Exalt ye the LORD our God, and worship at his footstool; for he is holy.

Psalms 66:13-14 KJV

I will go into thy house with burnt offerings: I will pay thee my vows, Which my lips have uttered, and my mouth hath spoken, when I was in trouble.

Psalms 95:6 KJV

O come, let us worship and bow down: let us kneel before the LORD our maker.

Psalms 99:9 KJV

Exalt the LORD our God, and worship at his holy hill; for the LORD our God is holy.

Psalms 118:19 KJV

Open to me the gates of righteousness: I will go into them, and I will praise the LORD:

Psalms 122:1 KJV

I was glad when they said unto me, Let us go into the house of the LORD.

Isaiah 2:3 KJV

And many people shall go and say, Come ye, and let us go up to the mountain of the LORD, to the house of the God of Jacob; and he will teach us of his ways, and we will walk in his paths: for out of Zion shall go forth the law, and the word of the LORD from Jerusalem.

Lamentations 2:1 KJV

How hath the LORD covered the daughter of Zion with a cloud in his anger, and cast down from heaven unto the earth the beauty of Israel, and remembered not his footstool in the day of his anger!
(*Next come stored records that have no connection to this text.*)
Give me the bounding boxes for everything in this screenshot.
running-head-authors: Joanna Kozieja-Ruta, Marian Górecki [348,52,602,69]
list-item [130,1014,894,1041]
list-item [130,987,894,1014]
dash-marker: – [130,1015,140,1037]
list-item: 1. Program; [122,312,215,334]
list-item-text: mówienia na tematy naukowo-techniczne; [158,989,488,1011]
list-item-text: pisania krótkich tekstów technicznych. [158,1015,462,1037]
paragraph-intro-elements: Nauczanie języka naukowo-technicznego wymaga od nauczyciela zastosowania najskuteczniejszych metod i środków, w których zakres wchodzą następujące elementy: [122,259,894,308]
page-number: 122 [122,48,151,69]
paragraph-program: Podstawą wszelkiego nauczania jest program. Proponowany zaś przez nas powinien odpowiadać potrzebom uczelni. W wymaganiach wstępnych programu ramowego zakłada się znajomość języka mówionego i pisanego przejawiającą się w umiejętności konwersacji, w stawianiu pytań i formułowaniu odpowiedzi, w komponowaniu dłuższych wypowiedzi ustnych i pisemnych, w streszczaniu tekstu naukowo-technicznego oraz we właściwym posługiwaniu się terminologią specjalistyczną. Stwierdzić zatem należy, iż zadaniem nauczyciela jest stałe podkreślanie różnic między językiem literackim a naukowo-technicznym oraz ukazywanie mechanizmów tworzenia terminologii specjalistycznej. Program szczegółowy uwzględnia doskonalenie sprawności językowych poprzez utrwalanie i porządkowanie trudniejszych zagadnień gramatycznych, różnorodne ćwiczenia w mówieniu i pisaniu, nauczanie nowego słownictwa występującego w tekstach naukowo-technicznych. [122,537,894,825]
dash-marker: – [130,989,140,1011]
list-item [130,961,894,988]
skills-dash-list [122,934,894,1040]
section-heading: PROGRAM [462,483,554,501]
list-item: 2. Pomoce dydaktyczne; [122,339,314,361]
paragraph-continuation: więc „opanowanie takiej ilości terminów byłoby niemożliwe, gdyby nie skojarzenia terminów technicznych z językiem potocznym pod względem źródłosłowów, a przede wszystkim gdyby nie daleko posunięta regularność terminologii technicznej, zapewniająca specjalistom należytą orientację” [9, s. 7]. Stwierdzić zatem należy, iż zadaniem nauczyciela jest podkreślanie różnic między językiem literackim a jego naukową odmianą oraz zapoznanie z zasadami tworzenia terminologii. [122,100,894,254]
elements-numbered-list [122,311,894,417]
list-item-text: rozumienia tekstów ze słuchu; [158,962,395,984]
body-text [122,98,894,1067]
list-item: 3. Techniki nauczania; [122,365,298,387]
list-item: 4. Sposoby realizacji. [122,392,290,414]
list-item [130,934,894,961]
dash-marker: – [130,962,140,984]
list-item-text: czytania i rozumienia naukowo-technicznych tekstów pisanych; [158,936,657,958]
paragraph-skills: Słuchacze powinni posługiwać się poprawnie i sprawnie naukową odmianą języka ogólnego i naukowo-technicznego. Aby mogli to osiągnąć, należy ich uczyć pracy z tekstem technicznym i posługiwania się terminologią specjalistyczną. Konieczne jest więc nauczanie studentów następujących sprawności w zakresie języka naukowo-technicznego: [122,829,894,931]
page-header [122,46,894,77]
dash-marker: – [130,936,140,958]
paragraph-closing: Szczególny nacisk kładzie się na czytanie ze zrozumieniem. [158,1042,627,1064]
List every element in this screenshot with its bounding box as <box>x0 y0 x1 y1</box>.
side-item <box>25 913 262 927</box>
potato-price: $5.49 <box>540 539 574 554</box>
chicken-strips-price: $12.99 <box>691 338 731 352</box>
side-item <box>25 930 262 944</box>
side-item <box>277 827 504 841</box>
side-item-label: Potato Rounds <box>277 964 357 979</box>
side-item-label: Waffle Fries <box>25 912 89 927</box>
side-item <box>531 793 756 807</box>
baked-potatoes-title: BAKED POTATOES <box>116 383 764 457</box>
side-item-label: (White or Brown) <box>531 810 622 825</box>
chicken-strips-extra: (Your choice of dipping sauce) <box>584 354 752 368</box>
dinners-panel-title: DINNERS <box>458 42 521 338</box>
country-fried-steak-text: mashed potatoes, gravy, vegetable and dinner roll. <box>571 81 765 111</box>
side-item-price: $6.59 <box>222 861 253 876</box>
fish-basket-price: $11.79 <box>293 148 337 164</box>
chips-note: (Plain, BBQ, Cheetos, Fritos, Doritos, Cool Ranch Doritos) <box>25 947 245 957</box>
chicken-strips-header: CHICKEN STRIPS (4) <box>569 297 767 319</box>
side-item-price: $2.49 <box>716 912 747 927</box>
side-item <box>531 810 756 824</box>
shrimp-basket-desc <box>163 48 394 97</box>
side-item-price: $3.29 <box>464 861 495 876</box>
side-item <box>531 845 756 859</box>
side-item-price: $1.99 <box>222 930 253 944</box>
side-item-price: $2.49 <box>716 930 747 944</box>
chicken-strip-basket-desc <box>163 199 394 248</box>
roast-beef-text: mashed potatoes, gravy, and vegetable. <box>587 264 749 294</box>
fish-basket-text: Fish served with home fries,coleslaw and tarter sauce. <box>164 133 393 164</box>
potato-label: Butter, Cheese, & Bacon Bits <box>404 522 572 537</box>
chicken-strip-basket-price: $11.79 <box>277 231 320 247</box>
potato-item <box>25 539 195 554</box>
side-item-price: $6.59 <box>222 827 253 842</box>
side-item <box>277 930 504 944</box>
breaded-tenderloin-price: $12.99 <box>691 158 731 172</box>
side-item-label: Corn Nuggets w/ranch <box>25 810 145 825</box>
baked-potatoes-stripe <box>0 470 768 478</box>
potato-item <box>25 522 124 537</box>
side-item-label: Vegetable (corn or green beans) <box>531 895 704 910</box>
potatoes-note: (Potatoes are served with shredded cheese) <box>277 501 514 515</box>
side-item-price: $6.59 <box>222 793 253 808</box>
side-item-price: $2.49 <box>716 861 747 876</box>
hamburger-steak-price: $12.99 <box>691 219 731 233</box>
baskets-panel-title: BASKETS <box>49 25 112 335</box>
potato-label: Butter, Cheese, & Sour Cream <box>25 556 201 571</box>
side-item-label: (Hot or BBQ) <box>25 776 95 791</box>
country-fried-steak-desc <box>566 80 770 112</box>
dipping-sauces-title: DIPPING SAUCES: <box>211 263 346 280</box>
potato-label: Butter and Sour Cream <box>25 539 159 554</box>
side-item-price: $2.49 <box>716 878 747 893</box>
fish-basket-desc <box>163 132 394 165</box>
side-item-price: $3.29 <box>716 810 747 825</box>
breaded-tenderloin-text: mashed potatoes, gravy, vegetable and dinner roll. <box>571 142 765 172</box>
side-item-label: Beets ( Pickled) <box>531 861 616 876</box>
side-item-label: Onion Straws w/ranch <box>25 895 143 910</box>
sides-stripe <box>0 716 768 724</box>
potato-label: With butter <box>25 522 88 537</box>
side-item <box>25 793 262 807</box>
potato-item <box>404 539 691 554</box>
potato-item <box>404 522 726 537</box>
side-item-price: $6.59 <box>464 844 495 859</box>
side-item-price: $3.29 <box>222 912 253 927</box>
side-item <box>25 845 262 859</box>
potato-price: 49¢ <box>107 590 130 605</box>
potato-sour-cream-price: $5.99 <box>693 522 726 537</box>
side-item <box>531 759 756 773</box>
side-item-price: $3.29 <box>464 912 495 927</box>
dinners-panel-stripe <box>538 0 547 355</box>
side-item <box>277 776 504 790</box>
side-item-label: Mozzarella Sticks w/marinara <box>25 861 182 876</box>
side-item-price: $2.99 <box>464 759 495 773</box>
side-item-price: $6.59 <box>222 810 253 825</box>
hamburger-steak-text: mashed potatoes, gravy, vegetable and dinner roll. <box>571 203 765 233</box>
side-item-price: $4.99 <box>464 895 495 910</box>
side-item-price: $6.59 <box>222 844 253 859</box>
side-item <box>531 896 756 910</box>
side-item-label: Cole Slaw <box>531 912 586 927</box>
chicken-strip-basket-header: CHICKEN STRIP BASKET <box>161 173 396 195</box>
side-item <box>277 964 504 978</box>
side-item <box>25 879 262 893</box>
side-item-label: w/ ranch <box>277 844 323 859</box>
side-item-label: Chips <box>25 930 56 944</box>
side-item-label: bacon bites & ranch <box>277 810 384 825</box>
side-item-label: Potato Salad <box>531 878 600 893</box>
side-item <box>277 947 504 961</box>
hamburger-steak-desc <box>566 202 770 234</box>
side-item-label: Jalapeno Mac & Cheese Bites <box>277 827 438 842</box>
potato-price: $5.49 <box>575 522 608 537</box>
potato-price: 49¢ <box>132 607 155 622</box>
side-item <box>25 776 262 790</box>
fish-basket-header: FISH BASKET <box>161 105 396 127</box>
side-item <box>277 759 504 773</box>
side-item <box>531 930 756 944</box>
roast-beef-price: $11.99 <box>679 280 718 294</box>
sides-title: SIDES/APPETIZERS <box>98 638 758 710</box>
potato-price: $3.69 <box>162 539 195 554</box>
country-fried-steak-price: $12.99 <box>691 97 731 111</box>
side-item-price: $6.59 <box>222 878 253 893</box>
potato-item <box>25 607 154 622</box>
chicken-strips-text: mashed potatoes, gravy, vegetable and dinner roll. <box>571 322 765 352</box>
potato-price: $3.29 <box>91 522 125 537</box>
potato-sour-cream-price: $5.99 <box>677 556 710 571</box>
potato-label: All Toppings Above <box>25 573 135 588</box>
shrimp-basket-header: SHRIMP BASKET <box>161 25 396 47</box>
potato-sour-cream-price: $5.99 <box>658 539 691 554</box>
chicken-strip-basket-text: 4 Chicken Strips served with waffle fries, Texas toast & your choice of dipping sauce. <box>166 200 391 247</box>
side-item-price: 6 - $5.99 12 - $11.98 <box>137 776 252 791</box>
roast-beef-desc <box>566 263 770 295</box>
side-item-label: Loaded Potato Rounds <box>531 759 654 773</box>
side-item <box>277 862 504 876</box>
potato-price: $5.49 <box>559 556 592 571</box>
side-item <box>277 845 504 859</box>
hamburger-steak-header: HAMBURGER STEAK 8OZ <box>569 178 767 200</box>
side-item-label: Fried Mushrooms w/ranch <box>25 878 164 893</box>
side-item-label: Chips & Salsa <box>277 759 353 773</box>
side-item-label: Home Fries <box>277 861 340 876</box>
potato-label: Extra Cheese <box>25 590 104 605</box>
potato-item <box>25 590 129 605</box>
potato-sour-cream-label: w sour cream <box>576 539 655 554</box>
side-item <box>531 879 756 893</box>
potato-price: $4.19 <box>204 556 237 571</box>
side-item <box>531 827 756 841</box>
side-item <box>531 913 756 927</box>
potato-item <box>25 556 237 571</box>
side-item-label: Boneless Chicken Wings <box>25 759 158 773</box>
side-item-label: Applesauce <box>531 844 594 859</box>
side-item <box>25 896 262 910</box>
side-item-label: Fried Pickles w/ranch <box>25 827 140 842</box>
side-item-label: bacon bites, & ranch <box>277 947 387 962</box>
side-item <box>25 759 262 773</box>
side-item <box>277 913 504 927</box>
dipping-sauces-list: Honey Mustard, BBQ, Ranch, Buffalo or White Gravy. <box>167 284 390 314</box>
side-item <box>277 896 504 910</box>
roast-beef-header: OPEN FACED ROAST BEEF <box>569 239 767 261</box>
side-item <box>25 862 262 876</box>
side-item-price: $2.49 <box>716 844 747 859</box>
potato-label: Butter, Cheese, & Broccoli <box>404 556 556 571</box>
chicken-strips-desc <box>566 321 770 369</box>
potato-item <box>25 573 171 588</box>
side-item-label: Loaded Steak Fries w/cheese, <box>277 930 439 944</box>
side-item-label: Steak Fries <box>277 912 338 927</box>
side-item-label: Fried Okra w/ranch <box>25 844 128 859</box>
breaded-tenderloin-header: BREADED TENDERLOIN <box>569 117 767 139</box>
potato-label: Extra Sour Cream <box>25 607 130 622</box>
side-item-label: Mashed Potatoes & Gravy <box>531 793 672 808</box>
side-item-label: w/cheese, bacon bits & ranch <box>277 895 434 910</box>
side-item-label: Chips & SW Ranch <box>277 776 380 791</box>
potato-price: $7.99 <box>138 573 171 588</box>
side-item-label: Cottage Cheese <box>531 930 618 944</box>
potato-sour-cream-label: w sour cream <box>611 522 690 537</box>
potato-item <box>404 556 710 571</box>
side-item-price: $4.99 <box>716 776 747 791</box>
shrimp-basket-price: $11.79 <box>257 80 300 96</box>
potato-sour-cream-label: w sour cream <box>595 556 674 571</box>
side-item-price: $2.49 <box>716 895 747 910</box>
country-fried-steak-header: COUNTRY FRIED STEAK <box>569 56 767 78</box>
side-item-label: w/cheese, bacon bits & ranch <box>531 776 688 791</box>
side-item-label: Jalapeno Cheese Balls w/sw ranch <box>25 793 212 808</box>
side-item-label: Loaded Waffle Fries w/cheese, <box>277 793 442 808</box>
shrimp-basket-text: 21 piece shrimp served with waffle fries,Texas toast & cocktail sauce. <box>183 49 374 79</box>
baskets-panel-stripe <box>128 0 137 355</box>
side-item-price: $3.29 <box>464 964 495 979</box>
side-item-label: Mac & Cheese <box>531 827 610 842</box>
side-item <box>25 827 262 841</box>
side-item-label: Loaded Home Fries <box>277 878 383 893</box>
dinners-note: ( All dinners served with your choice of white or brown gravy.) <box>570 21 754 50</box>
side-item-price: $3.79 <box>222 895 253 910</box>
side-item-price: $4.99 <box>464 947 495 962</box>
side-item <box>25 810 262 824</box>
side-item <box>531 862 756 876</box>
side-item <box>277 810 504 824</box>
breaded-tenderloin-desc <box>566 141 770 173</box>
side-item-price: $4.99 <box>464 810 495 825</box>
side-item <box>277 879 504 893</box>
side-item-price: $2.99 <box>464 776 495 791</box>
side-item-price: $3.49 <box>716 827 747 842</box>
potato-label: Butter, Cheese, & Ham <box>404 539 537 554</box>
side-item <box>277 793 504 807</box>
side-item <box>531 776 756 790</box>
Commentary on Psalms 132 Commentary Critical and Explanatory on the Whole Bible


PSALM 132

Ps 132:1-18. The writer, perhaps Solomon (compare Ps 132:8, 9), after relating David's pious zeal for God's service, pleads for the fulfilment of the promise (2Sa 7:16), which, providing for a perpetuation of David's kingdom, involved that of God's right worship and the establishment of the greater and spiritual kingdom of David's greater Son. Of Him and His kingdom both the temple and its worship, and the kings and kingdom of Judah, were types. The congruity of such a topic with the tenor of this series of Psalms is obvious.

1-5. This vow is not elsewhere recorded. It expresses, in strong language, David's intense desire to see the establishment of God's worship as well as of His kingdom.

remember David—literally, "remember for David," that is, all his troubles and anxieties on the matter.

5. habitation—literally, "dwellings," generally used to denote the sanctuary.

6. These may be the "words of David" and his pious friends, who,

at Ephratah—or Beth-lehem (Ge 48:7), where he once lived, may have heard of the ark, which he found for the first time

in the fields of the wood—or, Jair, or Kirjath-jearim ("City of woods") (1Sa 7:1; 2Sa 6:3, 4), whence it was brought to Zion.

7. The purpose of engaging in God's worship is avowed.

8, 9. The solemn entry of the ark, symbolical of God's presence and power, with the attending priests, into the sanctuary, is proclaimed in the words used by Solomon (2Ch 6:41).

10-12. For thy servant David's sake—that is, On account of the promise made to him.

turn … anointed—Repulse not him who, as David's descendant, pleads the promise to perpetuate his royal line. After reciting the promise, substantially from 2Sa 7:12-16 (compare Ac 2:30, &c.), an additional plea,

13. is made on the ground of God's choice of Zion (here used for Jerusalem) as His dwelling, inasmuch as the prosperity of the kingdom was connected with that of the Church (Ps 122:8, 9).

14-18. That choice is expressed in God's words, "I will sit" or "dwell," or sit enthroned. The joy of the people springs from the blessings of His grace, conferred through the medium of the priesthood.

17. make the horn … to bud—enlarge his power.

a lamp—the figure of prosperity (Ps 18:10, 28; 89:17). With the confounding of his enemies is united his prosperity and the unceasing splendor of his crown.